Chat Rooms

My concern in this section is with the specific aspects of chat rooms that relate to online predators.16 To briefly summarize, a chat room is an online forum in which live conversations (whether text, audio, or video) take place between strangers. Given everything you’ve already read in this chapter about predators, the risks of chat rooms should be blindingly obvious. Meet and talk with complete strangers online? I wonder who’s going to show up!

As I write and speak on a variety of topics relating to Internet safety, I tend to be cautious about where I’m willing to draw hard lines. So many areas of concern require judgment calls by individuals, and people often draw the line in different places. However, chat rooms are one of those areas where I fail to see any positive value, and often see a great deal of risk. As a consequence, I strongly recommend that you do not use chat rooms. The FBI estimates that regularly frequenting chat rooms yields a very high chance of interacting with an online predator.17 A sobering statistic indeed!

Chat rooms can take many forms, but the rule of thumb is that any environment online that allows your child to converse with someone they don’t already know in the real world should be considered very risky, and avoided if at all possible.
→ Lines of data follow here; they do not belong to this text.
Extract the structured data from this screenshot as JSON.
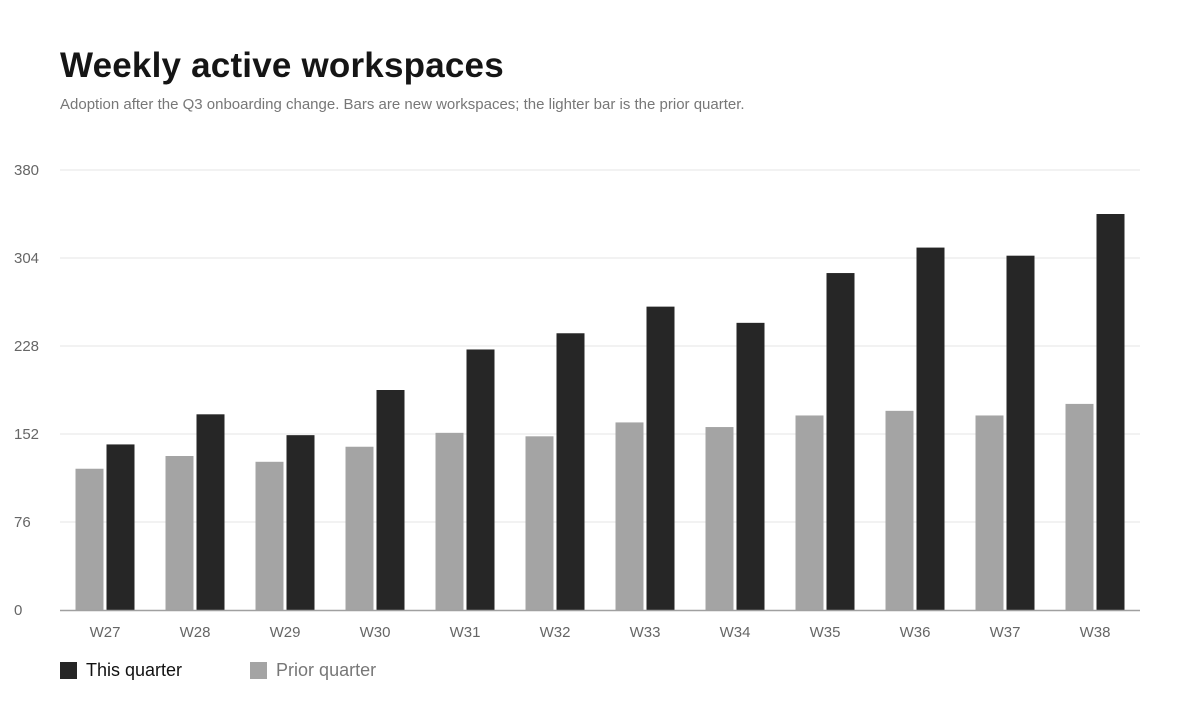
{
  "chart_data": {
    "type": "bar",
    "title": "Weekly active workspaces",
    "subtitle": "Adoption after the Q3 onboarding change. Bars are new workspaces; the lighter bar is the prior quarter.",
    "categories": [
      "W27",
      "W28",
      "W29",
      "W30",
      "W31",
      "W32",
      "W33",
      "W34",
      "W35",
      "W36",
      "W37",
      "W38"
    ],
    "series": [
      {
        "name": "Prior quarter",
        "color": "#a4a4a4",
        "values": [
          122,
          133,
          128,
          141,
          153,
          150,
          162,
          158,
          168,
          172,
          168,
          178
        ]
      },
      {
        "name": "This quarter",
        "color": "#262626",
        "values": [
          143,
          169,
          151,
          190,
          225,
          239,
          262,
          248,
          291,
          313,
          306,
          342
        ]
      }
    ],
    "ylim": [
      0,
      380
    ],
    "yticks": [
      0,
      76,
      152,
      228,
      304,
      380
    ],
    "grid": true,
    "legend_position": "bottom-left",
    "xlabel": "",
    "ylabel": ""
  }
}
There are environments that are otherwise safe and wholesome, or where there is some legitimate reason for your child to be hanging out. However, you should make sure to educate your children properly so that they can respond appropriately to any interactions with potential online predators.

Here’s a true story from my family that may help to illustrate these principles in action. One of my boys is a really good chess player,18 and he has spent time on a very popular, very reputable online chess service where players from around the world play chess. When high quality competition isn’t locally available (like in our little town in Utah), a service like this can be extremely valuable, especially for a youngster like my son, who took his chess very seriously. On one occasion he told me that during a chess match online, the other player began asking him questions, such as his age, gender, and where he lived. I asked him what he did in response. He told me that he immediately quit that game, blocked the player from having any contact with him (including that player’s ability to see any of my son’s games), and then reported the player to the system administrators, who, to their credit, responded immediately to the situation. Since my son understood the risks ahead of time, he was able to quickly respond to inappropriate advances, before getting to the point of trying to determine whether the other player was a predator, or just a very nosy and socially clueless online chess player.

While an online chess service isn’t a chat room in the classic sense, the point is that the ability to converse online with a stranger means that all the normal cautions associated with chat rooms apply. When a chat room or chatting service exists whose sole purpose is to help people talk (unlike the chess service where chatting was a side note) the dangers increase exponentially.

Chatrooms allow for immediate, direct communications between participants, and many of those geared to adolescents are known for explicit sexual talk, sexual innuendo, and obscene language. This atmosphere may attract online child molesters. Also, the youths who visit chatrooms may be more at risk than other youths. There is some evidence that adolescents who visit chatrooms are more likely to have problems with their parents, to suffer from sadness, loneliness, or depression, to have histories of sexual abuse, and to engage in risky behavior than those who do not go to chatrooms.19

 

Finally, be very wary of video chat. Directed video chat services such as Skype or Google Hangouts are valuable ways of communicating remotely with people we already know. But beware of video chat services, such as Chatroulette, that exist strictly to create video connectivity between perfect strangers. The opportunity for abuse is obvious, as are the dangers.


16 You’ll find a deeper discussion of chat rooms in Chapter 8: Chatting and Messaging.
17 Dave Davis, “FBI Warns About Encountering Child Sex Predators On The Internet,” News On 6 (Oct. 10, 2012), accessed Dec. 11, 2013. http://www.newson6.com/story/19782416/encountering-child-sex-predators-on-the-internet.
18 By “really good,” I mean that at age 18 he won the Utah State Amateur Chess Championship, followed by a 2nd place showing at the national class championships.
19 Wolak et. al., “Online Predators.”